To improve the assembly further, the researchers are in the process of incorporating an algorithm, developed by Simpson's group over the last two months, into the workflow that calculates consensus sequences directly from the raw electrical nanopore signals. "That's going to be the real computational advance for our paper, rather than this proof of principle that you can get a one-contig assembly out of nanopore data," Simpson said.
He does not know yet how much the assembly will improve with the new algorithm, but said that homopolymer errors persist to some degree. His team plans to update the preprint with the new consensus calling approach within the next two weeks, prior to submitting the work to a scientific journal.
Down the road, he and his colleagues plan to optimize the pipeline to make it more user friendly and to decrease the run time. They also want to apply it to larger genomes, such as S. cerevisiae, and to genomes with more extreme GC-content.
When it comes to genome assembly, nanopore technology might take a similar trajectory to Pacific Biosciences' platform. Just a few years ago, researchers avoided PacBio for genome assemblies because of the technology's high error rate, Simpson said. But that has changed with new computational approaches tailored to the data, and PacBio has become well-established for high-quality assemblies, most recently human-sized genomes. "Once somebody shows that you can get assemblies out of it, other people come in and improve upon those ideas, and the field really takes off," he said. "I expect the same thing here. This is really just a starting point."

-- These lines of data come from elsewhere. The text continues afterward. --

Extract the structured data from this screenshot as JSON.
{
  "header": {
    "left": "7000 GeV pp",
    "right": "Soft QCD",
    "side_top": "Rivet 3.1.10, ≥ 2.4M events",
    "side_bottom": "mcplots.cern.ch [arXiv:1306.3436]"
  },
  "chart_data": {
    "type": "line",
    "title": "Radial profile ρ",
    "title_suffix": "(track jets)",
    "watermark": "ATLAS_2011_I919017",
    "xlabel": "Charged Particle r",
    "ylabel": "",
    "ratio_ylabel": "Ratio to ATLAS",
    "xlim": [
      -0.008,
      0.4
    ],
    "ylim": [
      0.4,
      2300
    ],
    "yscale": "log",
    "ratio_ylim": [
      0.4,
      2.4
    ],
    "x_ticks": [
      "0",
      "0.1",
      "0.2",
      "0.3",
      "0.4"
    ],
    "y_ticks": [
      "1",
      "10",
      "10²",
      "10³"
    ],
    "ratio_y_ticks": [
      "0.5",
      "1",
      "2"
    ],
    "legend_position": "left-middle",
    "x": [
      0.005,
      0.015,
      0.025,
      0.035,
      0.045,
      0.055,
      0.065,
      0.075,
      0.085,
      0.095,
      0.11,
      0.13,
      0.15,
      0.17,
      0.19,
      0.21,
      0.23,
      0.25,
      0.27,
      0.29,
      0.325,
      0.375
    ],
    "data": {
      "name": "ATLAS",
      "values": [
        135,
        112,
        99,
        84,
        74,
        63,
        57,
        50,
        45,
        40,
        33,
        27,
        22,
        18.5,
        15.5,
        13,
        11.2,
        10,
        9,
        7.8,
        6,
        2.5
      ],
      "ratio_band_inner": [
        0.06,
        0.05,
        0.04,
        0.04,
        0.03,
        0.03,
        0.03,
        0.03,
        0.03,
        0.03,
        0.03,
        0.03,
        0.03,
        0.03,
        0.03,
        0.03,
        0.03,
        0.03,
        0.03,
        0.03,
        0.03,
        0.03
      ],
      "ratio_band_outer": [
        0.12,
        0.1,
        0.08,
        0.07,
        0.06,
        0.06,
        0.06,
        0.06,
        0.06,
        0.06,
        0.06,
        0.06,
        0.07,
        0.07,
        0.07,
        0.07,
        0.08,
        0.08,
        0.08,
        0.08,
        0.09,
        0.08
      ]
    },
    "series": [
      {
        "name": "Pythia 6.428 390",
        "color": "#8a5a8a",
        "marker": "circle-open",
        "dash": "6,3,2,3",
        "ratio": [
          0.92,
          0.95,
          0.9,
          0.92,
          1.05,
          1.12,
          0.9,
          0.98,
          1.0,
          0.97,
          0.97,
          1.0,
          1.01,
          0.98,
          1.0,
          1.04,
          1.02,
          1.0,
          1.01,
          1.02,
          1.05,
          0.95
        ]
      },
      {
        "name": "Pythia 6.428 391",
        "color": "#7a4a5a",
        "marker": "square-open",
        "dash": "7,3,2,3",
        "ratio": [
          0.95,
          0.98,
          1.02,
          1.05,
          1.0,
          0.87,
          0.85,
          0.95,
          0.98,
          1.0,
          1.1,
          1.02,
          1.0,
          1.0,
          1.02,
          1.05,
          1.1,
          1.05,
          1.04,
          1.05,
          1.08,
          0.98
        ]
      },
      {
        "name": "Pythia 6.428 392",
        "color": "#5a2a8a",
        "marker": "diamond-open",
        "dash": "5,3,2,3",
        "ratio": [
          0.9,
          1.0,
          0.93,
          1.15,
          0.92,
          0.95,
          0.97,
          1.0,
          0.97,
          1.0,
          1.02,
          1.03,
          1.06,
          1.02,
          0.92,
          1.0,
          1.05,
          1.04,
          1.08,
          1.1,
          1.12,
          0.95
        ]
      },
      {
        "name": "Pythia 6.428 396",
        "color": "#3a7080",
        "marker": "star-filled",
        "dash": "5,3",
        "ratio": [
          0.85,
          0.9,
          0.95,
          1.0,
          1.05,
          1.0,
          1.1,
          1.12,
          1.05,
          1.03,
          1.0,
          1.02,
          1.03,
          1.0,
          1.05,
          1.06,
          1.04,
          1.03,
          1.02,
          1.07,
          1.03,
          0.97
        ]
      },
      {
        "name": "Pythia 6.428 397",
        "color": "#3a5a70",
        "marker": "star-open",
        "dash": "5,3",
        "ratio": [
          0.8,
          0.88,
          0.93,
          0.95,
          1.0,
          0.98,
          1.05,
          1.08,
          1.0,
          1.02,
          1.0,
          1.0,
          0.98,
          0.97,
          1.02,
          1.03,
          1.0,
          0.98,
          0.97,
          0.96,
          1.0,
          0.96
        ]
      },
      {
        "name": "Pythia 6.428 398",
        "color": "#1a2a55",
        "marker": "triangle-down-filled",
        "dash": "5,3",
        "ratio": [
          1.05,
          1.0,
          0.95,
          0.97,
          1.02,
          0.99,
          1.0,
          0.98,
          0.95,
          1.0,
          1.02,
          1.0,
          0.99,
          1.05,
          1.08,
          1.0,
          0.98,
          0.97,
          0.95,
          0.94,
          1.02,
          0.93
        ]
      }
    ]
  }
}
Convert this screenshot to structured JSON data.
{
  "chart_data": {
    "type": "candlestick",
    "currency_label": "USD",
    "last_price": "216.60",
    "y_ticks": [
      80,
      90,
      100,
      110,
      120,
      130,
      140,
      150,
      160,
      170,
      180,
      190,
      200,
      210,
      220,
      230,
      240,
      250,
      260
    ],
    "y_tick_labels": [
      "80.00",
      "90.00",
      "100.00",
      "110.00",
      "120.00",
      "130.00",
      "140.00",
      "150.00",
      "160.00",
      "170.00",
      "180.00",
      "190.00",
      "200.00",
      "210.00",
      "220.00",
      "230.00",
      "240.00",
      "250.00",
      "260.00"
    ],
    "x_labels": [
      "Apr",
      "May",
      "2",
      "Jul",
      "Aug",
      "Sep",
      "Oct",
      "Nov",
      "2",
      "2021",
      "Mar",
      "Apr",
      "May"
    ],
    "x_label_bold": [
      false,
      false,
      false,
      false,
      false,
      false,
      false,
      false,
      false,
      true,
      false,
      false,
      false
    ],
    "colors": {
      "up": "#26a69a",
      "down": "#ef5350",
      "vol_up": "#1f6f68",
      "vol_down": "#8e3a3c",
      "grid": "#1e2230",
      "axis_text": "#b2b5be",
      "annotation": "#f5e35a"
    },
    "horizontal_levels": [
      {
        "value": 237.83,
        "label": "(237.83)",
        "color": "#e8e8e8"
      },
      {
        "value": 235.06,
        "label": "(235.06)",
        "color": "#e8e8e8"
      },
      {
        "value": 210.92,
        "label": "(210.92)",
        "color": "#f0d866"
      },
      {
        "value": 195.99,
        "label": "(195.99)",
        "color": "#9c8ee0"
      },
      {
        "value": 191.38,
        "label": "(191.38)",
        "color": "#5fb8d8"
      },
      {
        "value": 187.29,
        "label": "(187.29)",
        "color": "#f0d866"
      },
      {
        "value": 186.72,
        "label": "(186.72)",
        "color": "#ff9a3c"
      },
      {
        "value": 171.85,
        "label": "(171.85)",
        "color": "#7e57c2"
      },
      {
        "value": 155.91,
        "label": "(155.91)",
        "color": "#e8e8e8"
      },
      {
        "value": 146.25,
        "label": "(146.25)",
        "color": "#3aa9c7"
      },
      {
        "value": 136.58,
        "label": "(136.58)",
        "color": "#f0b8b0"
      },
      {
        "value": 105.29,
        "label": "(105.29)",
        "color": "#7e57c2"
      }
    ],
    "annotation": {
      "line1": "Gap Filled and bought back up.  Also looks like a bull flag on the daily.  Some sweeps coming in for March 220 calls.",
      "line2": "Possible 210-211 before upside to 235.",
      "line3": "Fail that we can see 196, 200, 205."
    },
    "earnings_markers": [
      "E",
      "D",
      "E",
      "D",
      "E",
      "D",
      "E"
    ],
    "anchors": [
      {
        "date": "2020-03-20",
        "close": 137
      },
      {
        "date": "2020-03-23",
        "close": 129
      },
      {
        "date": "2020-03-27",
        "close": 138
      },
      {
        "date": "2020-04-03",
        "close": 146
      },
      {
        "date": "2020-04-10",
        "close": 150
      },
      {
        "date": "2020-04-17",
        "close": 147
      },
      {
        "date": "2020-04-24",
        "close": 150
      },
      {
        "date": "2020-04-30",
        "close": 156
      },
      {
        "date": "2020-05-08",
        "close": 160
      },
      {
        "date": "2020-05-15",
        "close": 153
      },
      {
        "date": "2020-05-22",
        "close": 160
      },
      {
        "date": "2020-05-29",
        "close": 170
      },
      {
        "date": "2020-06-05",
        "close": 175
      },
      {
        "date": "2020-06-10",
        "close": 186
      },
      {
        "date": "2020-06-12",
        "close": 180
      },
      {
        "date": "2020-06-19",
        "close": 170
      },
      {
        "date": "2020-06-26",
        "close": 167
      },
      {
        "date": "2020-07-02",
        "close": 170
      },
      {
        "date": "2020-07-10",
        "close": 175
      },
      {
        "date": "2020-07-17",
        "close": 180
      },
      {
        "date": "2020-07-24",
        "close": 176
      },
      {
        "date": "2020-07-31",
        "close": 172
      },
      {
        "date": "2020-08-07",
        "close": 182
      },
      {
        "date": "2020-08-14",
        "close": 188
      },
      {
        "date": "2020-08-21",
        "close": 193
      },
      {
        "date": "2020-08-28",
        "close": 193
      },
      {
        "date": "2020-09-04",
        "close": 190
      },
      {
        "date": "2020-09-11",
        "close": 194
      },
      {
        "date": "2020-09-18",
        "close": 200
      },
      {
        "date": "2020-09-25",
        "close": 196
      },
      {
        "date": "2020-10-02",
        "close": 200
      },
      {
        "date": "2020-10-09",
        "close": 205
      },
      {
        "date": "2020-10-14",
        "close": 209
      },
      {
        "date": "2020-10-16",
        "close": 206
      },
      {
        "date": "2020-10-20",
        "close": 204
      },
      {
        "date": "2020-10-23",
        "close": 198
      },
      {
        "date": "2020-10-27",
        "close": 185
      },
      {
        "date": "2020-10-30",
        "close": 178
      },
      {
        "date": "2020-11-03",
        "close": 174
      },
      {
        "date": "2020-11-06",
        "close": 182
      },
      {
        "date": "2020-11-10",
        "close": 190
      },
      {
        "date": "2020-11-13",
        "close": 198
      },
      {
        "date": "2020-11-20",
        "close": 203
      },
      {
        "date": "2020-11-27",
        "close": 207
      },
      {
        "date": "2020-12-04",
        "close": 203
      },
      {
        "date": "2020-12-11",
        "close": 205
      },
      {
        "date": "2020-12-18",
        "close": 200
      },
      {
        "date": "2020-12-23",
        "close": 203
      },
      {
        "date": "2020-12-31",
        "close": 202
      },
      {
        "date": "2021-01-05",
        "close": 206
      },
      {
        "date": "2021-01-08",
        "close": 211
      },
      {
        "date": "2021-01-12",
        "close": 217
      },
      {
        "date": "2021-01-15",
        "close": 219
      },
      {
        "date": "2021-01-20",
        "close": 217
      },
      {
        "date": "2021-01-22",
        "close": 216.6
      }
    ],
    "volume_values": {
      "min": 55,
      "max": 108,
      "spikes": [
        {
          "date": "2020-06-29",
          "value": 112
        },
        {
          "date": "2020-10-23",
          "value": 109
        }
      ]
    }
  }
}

At the moment, the accuracy of the MinIon reads is still lower than that of PacBio reads, but both platforms deliver reads long enough to span many repeat regions in the genome and allow for long contiguous assemblies, he said. The two instruments also differ considerably in size and required infrastructure.
It is unclear, though, how good assemblies from nanopore data will eventually be able to get. "Because the [MinIon] platform is so new and the algorithms are just a few months into development, we are not close to reaching the limit of what the platform can provide," Simpson said. "I think it's still too early to say whether there are fundamental limitations, or what those limitations are."